D’autres faits me rassurent : une directive provinciale demande aux restaurateurs et aux fournisseurs de congeler les poissons destinés à être consommés crus pendant au moins sept jours à une température de -20 °C, ce qui tue les bestioles. Sont exemptées plusieurs espèces qui n’ont pas de parasites, comme le thon et le saumon d’élevage, qui sont les plus fréquemment utilisés dans la préparation des sushis – ça tombe bien. C’est d’ailleurs à la popularité du saumon d’élevage, entre autres, qu’on attribue l’absence de cas d’anisakiase depuis 2006. À noter que les poissons et fruits de mer salés ou marinés sont aussi exclus de cette directive.
Quand le docteur Bouin a une rage de sushis, il se rend chez un des maîtres ès sushis à Montréal, un sympathique Vietnamien nommé Tri Du. Au minirestaurant qu’il a ouvert dans le Plateau-Mont-Royal, Tri, comme l’appellent ses clients, a décidé de se simplifier la vie. « Je n’utilise que des poissons sans risque. Mais je les examine tous très attentivement, au cas où. Je fais des tranches minces et je n’emploie que des poissons très frais dont je connais la provenance. » Propreté, Tri n’a que ce mot à la bouche. « On ne dira jamais assez l’importance de mesures d’hygiène strictes. »

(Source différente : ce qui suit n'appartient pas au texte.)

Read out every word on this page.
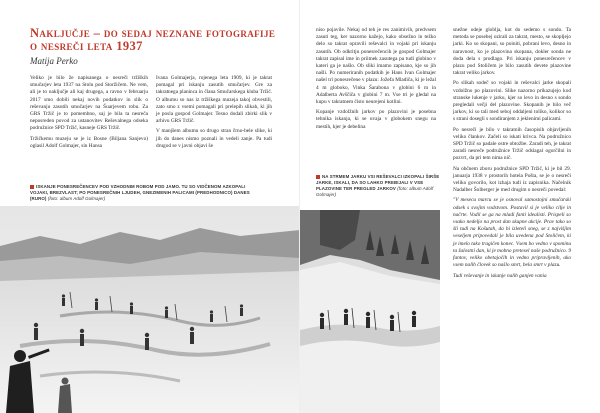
Naključje – do sedaj neznane fotografije
o nesreči leta 1937
Matija Perko

Veliko je bilo že napisanega o nesreči tržiških smučarjev leta 1937 na Stolu pod Storžičem. Ne vem, ali je to naključje ali kaj drugega, a ravno v februarju 2017 smo dobili nekaj novih podatkov in slik o reševanju zasutih smučarjev na Šuarjevem robu. Za GRS Tržič je to pomembno, saj je bila ta nesreča neposreden povod za ustanovitev Reševalnega odseka podružnice SPD Tržič, kasneje GRS Tržič.

Tržičkemu muzeju se je iz Bosne (Biljana Sanjevo) oglasil Adolf Golmajer, sin Hansa

Ivana Golmajerja, rojenega leta 1909, ki je takrat pomagal pri iskanju zasutih smučarjev. Gre za takratnega planinca in člana Smučarskega kluba Tržič. O albumu so nas iz tržiškega muzeja takoj obvestili, zato smo z vsemi pomagali pri prelepih slikah, ki jih je posla gospod Golmajer. Tesno dodali zbirki slik v arhivu GRS Tržič.

V manjšem albumu so drugo stran črno-bele slike, ki jih do danes nismo poznali in vedeli zanje. Pa tudi drugod se v javni objavi še

ISKANJE PONESREČENCEV POD VZHODNIM ROBOM POD JAMO. TU SO VIDČENOM AZKOPALI VOJAKI, BREZVLAST; PO PONESREČNIH LJUDEH, GNEZIMENIH PALICAMI (PREDHODNICO) DANES (RURO) (foto: album Adolf Golmajer)

niso pojavile. Nekaj od teh je res zanimivih, predvsem zasuti teg, ker nazorno kažejo, kako obsežno in težko delo so takrat opravili reševalci in vojaki pri iskanju zasutih. Ob odkritju ponesrečencih je gospod Golmajer takrat zapisal ime in priimek zasutega pa tudi globino v kateri ga je našlo. Ob sliki imamo zapisano, kje so jih našli. Po numeriranih podatkih je Hans Ivan Golmajer našel tri ponesrečene v plazu: Jožefa Mladiča, ki je ležal 4 m globoko, Vinka Šarabona v globini 6 m in Adalberta Avščiča v globini 7 m. Vse tri je gledal na kupu v takratnem čisto neurejeni kotlini.

Kopanje vzdolžnih jarkov po plazovini je posebna tehnika iskanja, ki se uvaja v globokem snegu na mestih, kjer je debelina

NA STRMEM JARKU VSI REŠEVALCI IZKOPALI ŠIRŠE JARKE, ISKALI, DA SO LAHKO PREBIJALI V VSE PLAZOVINE TER PREGLED JARKOV (foto: album Adolf Golmajer)

snežne odeje globlja, kot do sedemo s sondo. Ta metoda se posebej ozirali za takrat, mesto, se skopljejo jarki. Ko so skopani, so poiniti, pobrani levo, desno in naravnost, ko je plazovina skopana, dokler sonda ne doda dela s prodlago. Pri iskanju ponesrečencev v plazu pod Stoličem je bilo zasutih devete plazovine takrat veliko jarkov.

Po slikah sodeč so vojaki in reševalci jarke skopali vzdolžno po plazovini. Slike nazorno prikazujejo kod stranske lukenje v jarku, kjer so levo in desno s sondo pregledali večji del plazovine. Skopanih je bilo več jarkov, ki so tali med seboj oddaljeni toliko, kolikor so s strani dosegli s sondiranjem z jeklenimi palicami.

Po nesreči je bilo v takratnih časopisih objavljenih veliko člankov. Začeli so iskati krivca. Na podružnico SPD Tržič so padale ostre obtožbe. Zaradi teh, je takrat zaradi nesreče podružnice Tržič odslagal ogorčilni in pozvrt, da pri tem nima nič.

Na občnem zboru podružnice SPD Tržič, ki je bil 29. januarja 1938 v prostorih hotela Pošta, se je o nesreči veliko govorilo, kot izhaja tudi iz zapisnika. Načelnik Nadalber Šolberger je med drugim o nesreči povedal:

"V mesecu marcu se je osnoval samostojni smučarski odsek s svojim vodstvom. Postavil si je veliko cilje in načrte. Vodil se ga na mladi fanti idealisti. Prispeli so vsako nedeljo na prost dan skupne akcije. Prav tako so šli tudi na Košutah, da bi izleteli sneg, se z najvišjim veseljem pripovedali je bila uvedena pod Stoličem, ki je imelo tako tragičen konec. Vsem bo vedno v spominu ta žalostni dan, ki je mobno pretesel naše podružnico. 9 fantov, veliko obetajočih in vedno pripravljenih, ako vsem nalih človek so našlo smrt, bela smrt v plazu.

Tudi reševanje in iskanje nalih ganjen vania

En effet, comme dans tout aliment non cuit – bœuf haché ou fromage au lait cru –, des bactéries peuvent proliférer dans le poisson cru s’il n’est pas conservé correctement. C’est la raison pour laquelle on déconseille les sushis aux femmes enceintes. Mais attention de ne pas accuser à tort les petites bouchées japonaises ! « Le problème n’a souvent rien à voir avec le poisson cru », déplore Tri Du.
Pascal Daigle du MAPAQ lui donne raison. « En fait, c’est très souvent le riz qui est en cause », souligne-t-il. Selon la tradition, les sushis sont confectionnés avec du riz à température ambiante que l’on acidifie avec du vinaigre. Si c’est préparé selon les règles de l’art, il n’y a aucun danger. « Sinon, un bacille normalement présent dans le riz peut se développer », ajoute-t-il. Rien de terrible : une bonne gastro, et c’est terminé.
L’an dernier, sept personnes ayant consommé des sushis dans le même restaurant ont ressenti des malaises. Après enquête, le MAPAQ a trouvé le coupable : un produit utilisé pour nettoyer les surfaces de travail.
Bref, consommer des sushis comporte peu de risques – mais mieux vaut les acheter dans un restaurant réputé et achalandé, ce qui garantit la fraîcheur du poisson. Parfait, j’annule la pizza.